From a young age I feel I have always been given the message that if you’re not good at something, you shouldn’t do it.You are only ‘allowed’ to pursue something if you’re already magically good at it. Kids who are good at drawing should keep drawing. Kids who are not good at drawing shouldn’t bother.
We say things like: “Oh I can’t draw” or “I will never be good at painting” or “So and so is much better than me”. You didn’t wake up one day speaking your native language the way you do today. You learned over time. It was most likely an automatic process that you didn’t notice, but it took TIME and you were LEARNING. However, when it comes to anything creative, it’s as if we feel that the ‘talented’ are deserving of pursuing their art, but the ‘untalented’ are not.
A friend of mine in primary school loved drawing. She was ‘good at drawing’. I put that in inverted commas, not because she wasn’t, but because it’s a problematic label. She drew a lot and consequently was ‘better at drawing’ than many of the other kids. She got a lot of praise for being good at drawing and I compared my drawings to hers and felt disappointed and why should I bother as I wasn’t as ‘good’ as her.

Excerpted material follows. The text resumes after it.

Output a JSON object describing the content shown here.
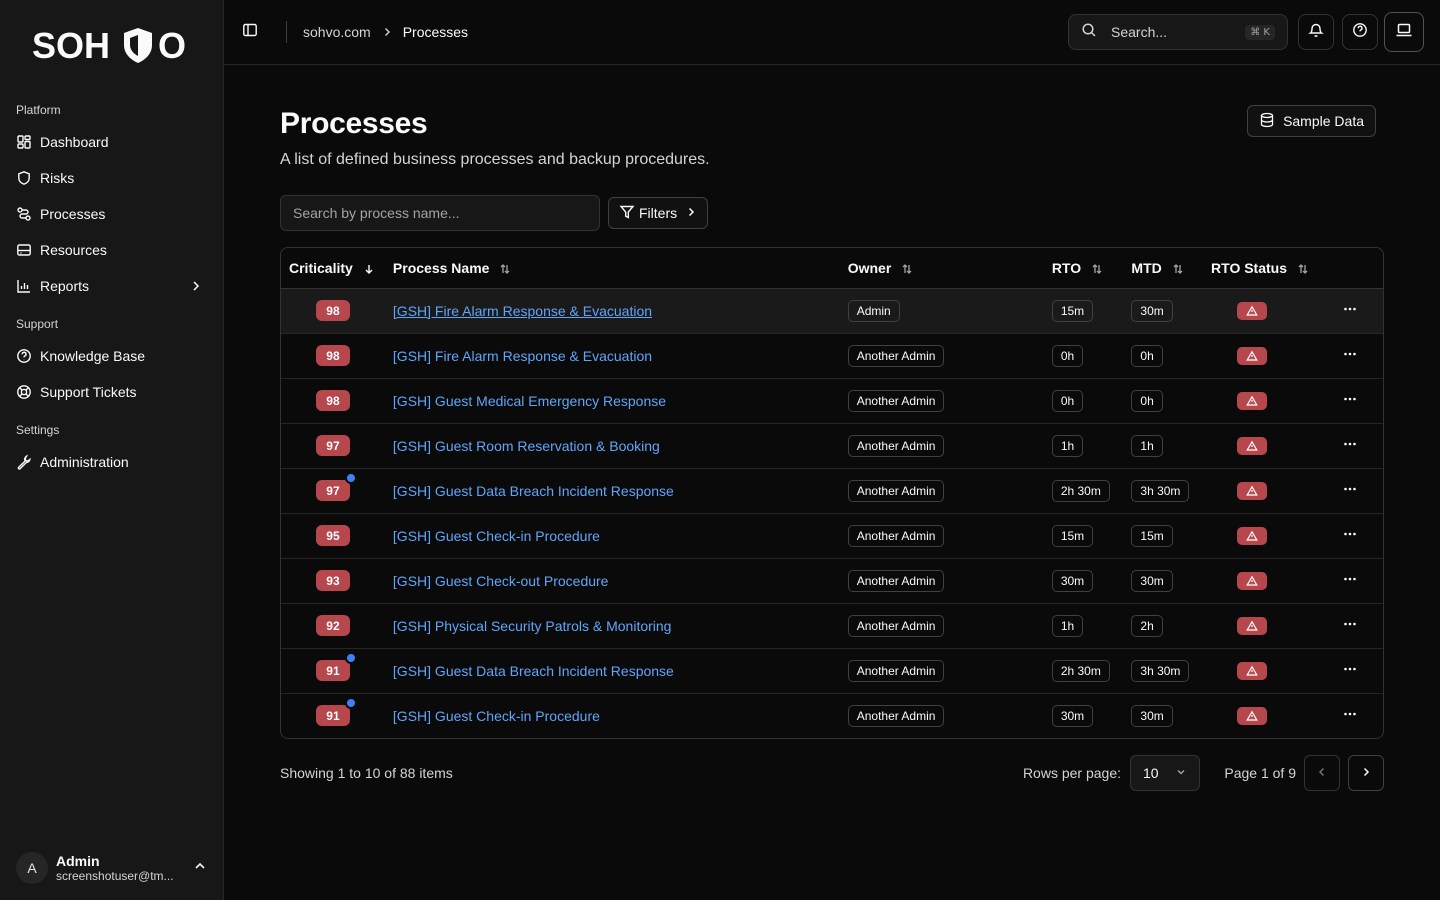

As an adult she’s a rather accomplished artist now. I love her art. It is very rich and technically detailed. She didn’t wake up as a 28-year-old who could suddenly create amazing art. If she had stopped doing art as a little girl and picked up a pencil now, she wouldn’t be creating what she is right now. She’s had a lifetime of practice.
The above example shows how incredibly logical it is that you need practice to get better, and yet we tell ourselves we are not talented enough or not good enough as a reason not to do it!!
On the parenting forums/blogs I read there definitely seems to be a trend towards praising the effort rather than the result. It’s the approach I cognitively believe in and is how I’m raising my kids. And yet… that message from my childhood runs deep. It runs deep in my thinking, and I can see it runs deep in a lot of other people’s thinking as well. These wounds created in childhood are hard to heal!!
When I think back to my childhood I can think of a handful of things that happened that stopped the creative soul inside me in its tracks. My teacher laughing at a drawing I did. My mother telling me I needed more practice when I showed her a painting I’d done (not a horrible thing to say in itself, but that was the only comment). I think every child encounters these types of moments but the importance lies in how these moments are handled. How can a child be encouraged to move past these painful roadblocks? Hopefully not like me, with the decision that I shouldn’t bother drawing or painting.
I feel resentment because of these things that happened to me as a child. As a child you don’t have the life experience or emotional maturity to put things in perspective, ignore the haters or question the validity of a statement/opinion. Especially when the voices are those we trust (parents, teachers) to tell us ‘the truth’. I feel sadness for my child self and what I went through and the consequences that spill over into my adult life. It is very very hard to unlearn the patterns of thinking we learned as a child.
However, and this is the big turning point, as an adult I now do have the benefit of life experience and emotional maturity (ish *grin*) to start doing something about this. I can’t turn back the clock and undo the scars, but I can think to myself ‘Hey, those people so long ago, they don’t need to dictate my thinking in the present’. I can tell myself this every day, and believe me, I need to, in order to quieten those voices in my head that tell me I don’t deserve to do art because it’s not inherently ‘good enough’ or I’m not inherently ‘talented enough’.
I have the power to choose to do this and I empower myself by deciding to create art despite the emotional obstacles and negative voices in my head. Every time I decide to do something creative I am not just ‘getting better’ in a technical sense (i.e. by practicing), I am also growing as a person. I am recognising that I myself hold the power to start to heal my own wounds.